In [1]:
import re
from typing import List, Union

class Query:
    """
    A Boolean algebra for constructing and evaluating queries.

    Theory:
        Q = (P(T*), and, or, not, {}, T*)

        where:
            - T is the set of all ASCII characters,
            - T* is the set of all strings of ASCII characters,
            - {} is the empty set,
            - P(T*) is the power set of T*.

        This framework allows constructing queries such as:
            "(or (and cat dog) (not (or fish bird)))"
        which is internally represented as:
            ['or', ['and', 'cat', 'dog'], ['not', ['or', 'fish', 'bird']]]

        Queries can also be combined using Python operators:
            Q1 & Q2  # Represents logical AND
            Q1 | Q2  # Represents logical OR
            ~Q1     # Represents logical NOT
    """

    def __init__(self, query: Union[str, List] = None):
        """
        Initialize a Query instance.

        Args:
            query (str or list, optional): A query string or a list of tokens.
                If a string is provided, it is parsed into tokens.
                If a list is provided, it is used directly as the token representation.
                Defaults to None, which initializes an empty query.
        """
        if isinstance(query, str):
            self.tokens = self.tokenize(query)
        elif isinstance(query, list):
            self.tokens = query
        elif query is None:
            self.tokens = []
        else:
            raise TypeError("Query must be initialized with a string or a list of tokens.")

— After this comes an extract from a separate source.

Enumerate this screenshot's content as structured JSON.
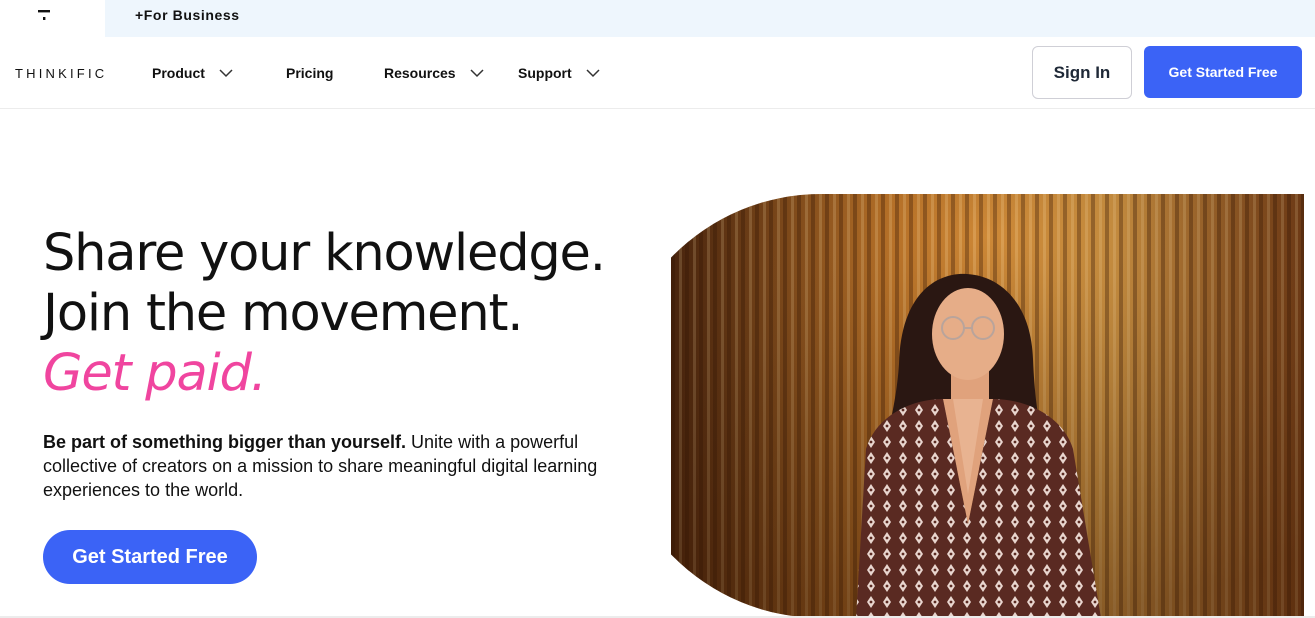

    def tokenize(self, query: str) -> List:
        """
        Tokenize the input query string into a nested list structure.

        Args:
            query (str): The query string.

        Returns:
            list: A nested list representing the parsed query.

        Raises:
            ValueError: If there are mismatched parentheses or unexpected tokens.
        """
        tokens = re.findall(r'\b\w+\b|\(|\)', query)

        def _build(tokens: List) -> List:
            if not tokens:
                raise ValueError("Unexpected end of query.")

            if tokens[0] == '(':
                tokens.pop(0) # Remove '('


            if tokens[0].lower() not in ['and', 'or', 'not']:
                op = 'and'
            else:
                op = tokens.pop(0).lower()

            result = [op]
            while tokens and tokens[0] != ')':
                if tokens[0] == '(':
                    tokens.pop(0)  # Remove '('
                    result.append(_build(tokens))
                else:
                    result.append(tokens.pop(0))

            if tokens and tokens[0] == ')':
                tokens.pop(0)

            return result

        return _build(tokens)

    def eval(self, docs: List) -> List[bool]:
        """
        Evaluate the query against a list of documents.

        Args:
            docs: A list where each document has method for determining if it
            contains a term, `__contains__`.

        Returns:
            List[bool]: A list indicating whether each document matches the query.
        """
        def _eval(query_part: Union[str, list], doc) -> bool:
            if isinstance(query_part, str):
                return query_part in doc
            elif isinstance(query_part, list):
                op = query_part[0]
                if op == 'and':
                    return all(_eval(part, doc) for part in query_part[1:])
                elif op == 'or':
                    return any(_eval(part, doc) for part in query_part[1:])
                elif op == 'not':
                    if len(query_part) != 2:
                        raise ValueError("`not` operation must have exactly one operand.")
                    return not _eval(query_part[1], doc)
                else:
                    raise ValueError(f"Unknown operator: {op}")
            else:
                raise TypeError("Query parts must be strings or lists.")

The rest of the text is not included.